COGNI unifies natural-language queries over structured warehouses and unstructured documents through four architectural layers in a production BI system.

A machine-rendered reading of the paper's core claim, the machinery that carries it, and where it could break.

The paper introduces COGNI to solve the split between NL2SQL tools that ignore documents and RAG systems that ignore live tables by treating mixed-modality enterprise analytics as one query-processing task. It decomposes the problem into an indexing layer that adapts chunking to slide content, a routing layer that decides modality and complexity with a small fine-tuned model, a retrieval layer that runs self-correcting agents or recursive synthesis, and a caching layer that checks equivalence beyond embeddings. A sympathetic reader would care because this removes the need for users to pick the right backend and reports concrete gains in accuracy and speed on the authors' internal benchmark. The work shows how production constraints like cost and latency shape the choice of each component.

Core claim

COGNI treats natural-language analytics as a heterogeneous query processing problem organized as four architectural layers. First, an indexing layer implements slide-adaptive chunking for plain-text, tables, charts and key-value blocks. Second, a routing layer built on a LoRA fine-tuned Qwen-2.5-1.5B-Instruct model outputs modality decision and complexity assessment. Third, a retrieval layer runs a self-correcting NL2SQL agent and Recursive Language Models for multi-hop synthesis. Fourth, a caching layer validates query equivalence across multiple dimensions to avoid false hits.

What carries the argument

The four architectural layers that decompose heterogeneous query processing into indexing with slide-adaptive chunking, routing with a fine-tuned small model, retrieval with self-correcting agents, and caching with multi-dimensional equivalence validation.

If this is right

  • Users issue a single natural-language question without choosing between SQL and document tools.
  • Modality and complexity decisions run at 93.8 percent accuracy and roughly seven times lower cost than frontier models.
  • NL2SQL queries reach 93.9 percent G-Eval and multi-hop synthesis reaches 91.0 percent through self-correction.
  • Query caching delivers an 8.4 times latency reduction while producing zero false hits.
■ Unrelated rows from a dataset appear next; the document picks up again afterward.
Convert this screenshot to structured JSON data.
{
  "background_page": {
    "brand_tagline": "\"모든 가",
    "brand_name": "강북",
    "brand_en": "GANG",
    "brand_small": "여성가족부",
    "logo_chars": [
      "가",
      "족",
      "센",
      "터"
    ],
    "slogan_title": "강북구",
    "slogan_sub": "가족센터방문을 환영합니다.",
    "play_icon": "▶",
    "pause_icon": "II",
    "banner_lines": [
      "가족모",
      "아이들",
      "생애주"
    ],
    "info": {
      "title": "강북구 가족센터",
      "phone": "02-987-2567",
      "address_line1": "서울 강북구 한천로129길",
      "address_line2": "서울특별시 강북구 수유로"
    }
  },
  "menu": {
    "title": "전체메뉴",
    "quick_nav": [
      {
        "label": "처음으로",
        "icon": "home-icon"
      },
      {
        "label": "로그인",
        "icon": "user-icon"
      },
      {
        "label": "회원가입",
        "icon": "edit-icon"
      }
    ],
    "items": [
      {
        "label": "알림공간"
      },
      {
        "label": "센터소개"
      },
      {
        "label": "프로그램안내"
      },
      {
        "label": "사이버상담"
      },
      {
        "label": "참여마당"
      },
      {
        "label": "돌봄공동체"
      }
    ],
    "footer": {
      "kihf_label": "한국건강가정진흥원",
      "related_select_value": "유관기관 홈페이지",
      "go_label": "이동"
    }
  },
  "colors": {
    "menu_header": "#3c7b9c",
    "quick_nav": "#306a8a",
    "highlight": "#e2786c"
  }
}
Where Pith is reading between the lines

These are editorial extensions of the paper, not claims the author makes directly.
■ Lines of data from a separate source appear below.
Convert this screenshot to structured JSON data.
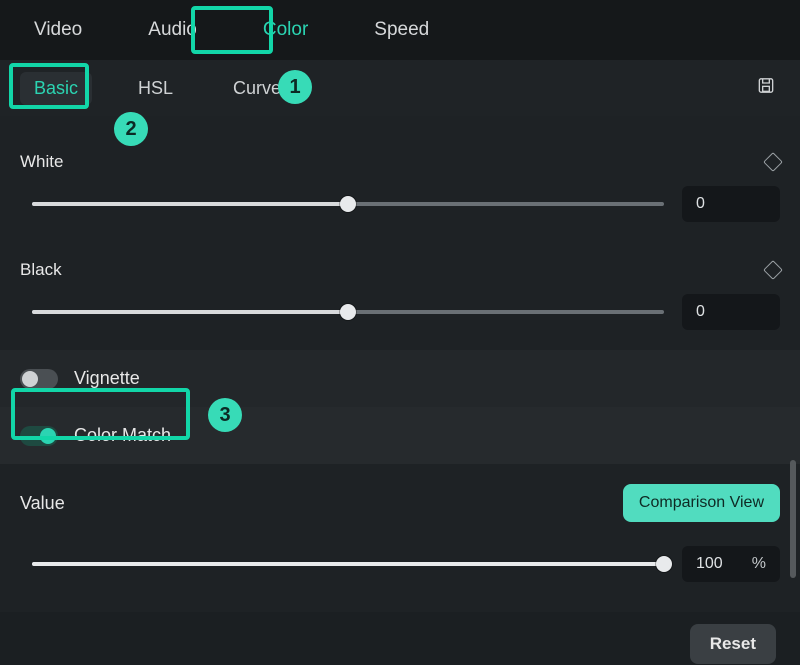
{
  "topTabs": {
    "items": [
      "Video",
      "Audio",
      "Color",
      "Speed"
    ],
    "activeIndex": 2
  },
  "subTabs": {
    "items": [
      "Basic",
      "HSL",
      "Curves"
    ],
    "activeIndex": 0
  },
  "sliders": {
    "white": {
      "label": "White",
      "value": "0",
      "percent": 50
    },
    "black": {
      "label": "Black",
      "value": "0",
      "percent": 50
    },
    "cmValue": {
      "label": "Value",
      "value": "100",
      "unit": "%",
      "percent": 100
    }
  },
  "toggles": {
    "vignette": {
      "label": "Vignette",
      "on": false
    },
    "colorMatch": {
      "label": "Color Match",
      "on": true
    }
  },
  "buttons": {
    "comparisonView": "Comparison View",
    "reset": "Reset"
  },
  "annotations": {
    "n1": "1",
    "n2": "2",
    "n3": "3"
  }
}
  • The same four-layer split could be tested on mixed data in legal discovery or clinical records where structured tables and free-text notes coexist.
  • Routing via a 1.5B fine-tuned model suggests that production systems can keep most decisions cheap while reserving larger models for final synthesis.
  • Multi-dimensional equivalence validation might improve cache safety in other retrieval systems that currently rely only on embedding similarity.

Load-bearing premise

The internal enterprise benchmark used for all accuracy numbers is representative of real user queries and the evaluation procedures introduce no post-hoc selection or labeling bias.

What would settle it

Running COGNI on a public mixed-modality query set and finding accuracy below the reported 88-93 percent range or any false-positive cache hits on non-equivalent queries would disprove the central performance claims.

Figures

Figures reproduced from arXiv: 2606.28370 by Anindya Moitra, Ankur Vivek Singh, Darshita Rathore, Vaibhav Singal, Vineet Kumar.

Figure 1
Figure 1. Figure 1: High-level architecture of COGNI. 3 Document Retrieval Pipeline The document journey has two stages: an indexing stage that con￾verts enterprise slide decks into a queryable knowledge base, and a retrieval stage that, for each query, selects from two strategies based on the router’s complexity signal. Both stages operate over the same corpus and feed the same answer generator. The design choices below were… view at source ↗
Figure 2
Figure 2. Figure 2: COGNI query flow. A query enters the routing [PITH_FULL_IMAGE:figures/full_fig_p004_2.png] view at source ↗
Figure 3
Figure 3. Figure 3: Routing accuracy on Finetuned Model Cost profile. The fine-tuned model runs on a single T4 GPU at a fixed monthly cost of $360 ($0.50/hour × 720 hours) independent of request volume. GPT-5-Mini’s per-token pricing scales linearly: ∼$2.50/month at 10K requests, ∼$2,500/month at 10M requests. At enterprise scale, the fine-tuned model is approximately 7× cheaper at higher accuracy. Single-pass inference produ… view at source ↗
read the original abstract

Enterprise business intelligence queries span structured warehouses and unstructured document repositories -- modalities with fundamentally different access methods, cost profiles, and correctness semantics. Existing AI-enabled interfaces force users to select the right tool: NL2SQL systems cannot reason over slide decks, and RAG pipelines lack access to live warehouse tables. We present COGNI, a production conversational BI system that treats natural-language analytics as a heterogeneous query processing problem, organized as four architectural layers. First, an indexing layer implements slide-adaptive chunking -- recursive chunking for plain-text slides, hierarchical chunking for structured content such as tables, charts, and key-value blocks - achieving $88.3\%$ on our internal enterprise benchmark. Second, a routing layer built on a LoRA fine-tuned Qwen-2.5-1.5B-Instruct model that produces a dual output - modality decision and complexity assessment at $93.8\%$ accuracy and approximately $7\times$ lower cost than frontier-model. Third, a retrieval layer executes complexity-adaptive pipelines: a self-correcting NL2SQL agent at $93.9\%$ G-Eval, and Recursive Language Models reaching $91.0\%$ on multi-hop synthesis queries. Finally, a caching layer validates query equivalence across multiple dimensions beyond embedding similarity, achieving zero false cache hits and $8.4\times$ latency reduction.

Editorial analysis

A structured set of objections, weighed in public.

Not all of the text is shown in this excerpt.